More than 600 judges had participated in the program by November, and nearly 400 more have since, the spokesman said.

The information to be removed includes home addresses, Social Security numbers, bank account numbers and the addresses of the children’s schools and training centers, according to the spokesperson.

National Law Journal first announced that 1,000 judges have signed up so far for the program, which began with Congressional approval in anticipation of the recently passed Judge Privacy Act.

About 3,330 judges are eligible for the program and around 2,300 of them are actively working.

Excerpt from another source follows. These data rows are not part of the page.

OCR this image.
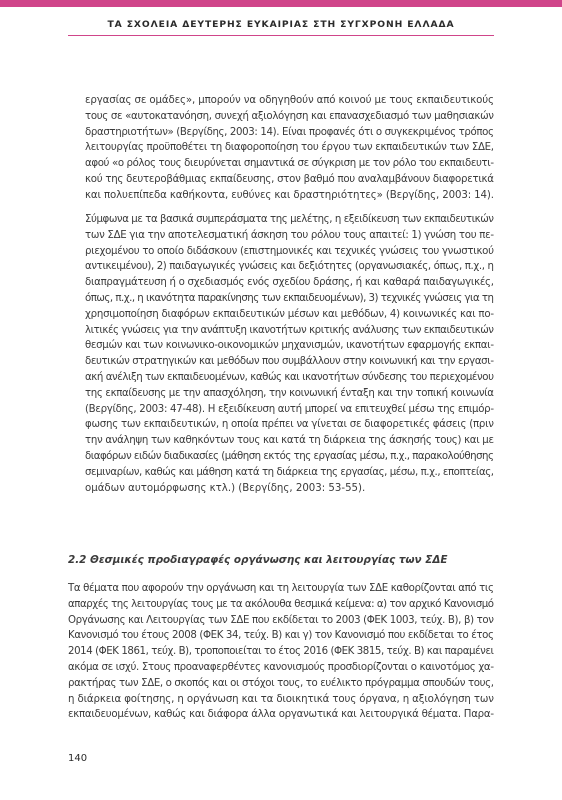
ΤΑ ΣΧΟΛΕΙΑ ΔΕΥΤΕΡΗΣ ΕΥΚΑΙΡΙΑΣ ΣΤΗ ΣΥΓΧΡΟΝΗ ΕΛΛΑΔΑ
εργασίας σε ομάδες», μπορούν να οδηγηθούν από κοινού με τους εκπαιδευτικούς
τους σε «αυτοκατανόηση, συνεχή αξιολόγηση και επανασχεδιασμό των μαθησιακών
δραστηριοτήτων» (Βεργίδης, 2003: 14). Είναι προφανές ότι ο συγκεκριμένος τρόπος
λειτουργίας προϋποθέτει τη διαφοροποίηση του έργου των εκπαιδευτικών των ΣΔΕ,
αφού «ο ρόλος τους διευρύνεται σημαντικά σε σύγκριση με τον ρόλο του εκπαιδευτι-
κού της δευτεροβάθμιας εκπαίδευσης, στον βαθμό που αναλαμβάνουν διαφορετικά
και πολυεπίπεδα καθήκοντα, ευθύνες και δραστηριότητες» (Βεργίδης, 2003: 14).
Σύμφωνα με τα βασικά συμπεράσματα της μελέτης, η εξειδίκευση των εκπαιδευτικών
των ΣΔΕ για την αποτελεσματική άσκηση του ρόλου τους απαιτεί: 1) γνώση του πε-
ριεχομένου το οποίο διδάσκουν (επιστημονικές και τεχνικές γνώσεις του γνωστικού
αντικειμένου), 2) παιδαγωγικές γνώσεις και δεξιότητες (οργανωσιακές, όπως, π.χ., η
διαπραγμάτευση ή ο σχεδιασμός ενός σχεδίου δράσης, ή και καθαρά παιδαγωγικές,
όπως, π.χ., η ικανότητα παρακίνησης των εκπαιδευομένων), 3) τεχνικές γνώσεις για τη
χρησιμοποίηση διαφόρων εκπαιδευτικών μέσων και μεθόδων, 4) κοινωνικές και πο-
λιτικές γνώσεις για την ανάπτυξη ικανοτήτων κριτικής ανάλυσης των εκπαιδευτικών
θεσμών και των κοινωνικο-οικονομικών μηχανισμών, ικανοτήτων εφαρμογής εκπαι-
δευτικών στρατηγικών και μεθόδων που συμβάλλουν στην κοινωνική και την εργασι-
ακή ανέλιξη των εκπαιδευομένων, καθώς και ικανοτήτων σύνδεσης του περιεχομένου
της εκπαίδευσης με την απασχόληση, την κοινωνική ένταξη και την τοπική κοινωνία
(Βεργίδης, 2003: 47-48). Η εξειδίκευση αυτή μπορεί να επιτευχθεί μέσω της επιμόρ-
φωσης των εκπαιδευτικών, η οποία πρέπει να γίνεται σε διαφορετικές φάσεις (πριν
την ανάληψη των καθηκόντων τους και κατά τη διάρκεια της άσκησής τους) και με
διαφόρων ειδών διαδικασίες (μάθηση εκτός της εργασίας μέσω, π.χ., παρακολούθησης
σεμιναρίων, καθώς και μάθηση κατά τη διάρκεια της εργασίας, μέσω, π.χ., εποπτείας,
ομάδων αυτομόρφωσης κτλ.) (Βεργίδης, 2003: 53-55).
2.2 Θεσμικές προδιαγραφές οργάνωσης και λειτουργίας των ΣΔΕ
Τα θέματα που αφορούν την οργάνωση και τη λειτουργία των ΣΔΕ καθορίζονται από τις
απαρχές της λειτουργίας τους με τα ακόλουθα θεσμικά κείμενα: α) τον αρχικό Κανονισμό
Οργάνωσης και Λειτουργίας των ΣΔΕ που εκδίδεται το 2003 (ΦΕΚ 1003, τεύχ. Β), β) τον
Κανονισμό του έτους 2008 (ΦΕΚ 34, τεύχ. Β) και γ) τον Κανονισμό που εκδίδεται το έτος
2014 (ΦΕΚ 1861, τεύχ. Β), τροποποιείται το έτος 2016 (ΦΕΚ 3815, τεύχ. Β) και παραμένει
ακόμα σε ισχύ. Στους προαναφερθέντες κανονισμούς προσδιορίζονται ο καινοτόμος χα-
ρακτήρας των ΣΔΕ, ο σκοπός και οι στόχοι τους, το ευέλικτο πρόγραμμα σπουδών τους,
η διάρκεια φοίτησης, η οργάνωση και τα διοικητικά τους όργανα, η αξιολόγηση των
εκπαιδευομένων, καθώς και διάφορα άλλα οργανωτικά και λειτουργικά θέματα. Παρα-
140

The Supreme Court is conducting its own program to remove personally identifiable information for nine justices of that court.

In December, President Joe Biden signed the Daniel Anderl Judicial Security and Privacy Act, which limits how much personally identifiable information about federal judges can be seen in federal databases. It also restricts the resale of this information by data aggregators.

The law is named after the late son of U.S. District Judge Esther Salas.

In July 2020, a self-described “anti-feminist” lawyer posed as a delivery man when he went to the Salas’ home in New Jersey and fatally shot Daniel, who was celebrating his 20th birthday.

The gunman, Roy Den Hollander, shot Salas’ husband multiple times, seriously wounding him. The judge, who was in the basement of the home at the time, was not injured.

Hollander, who had gathered personal information about Salas from the Internet after appearing before her in the case, died later that day by suicide.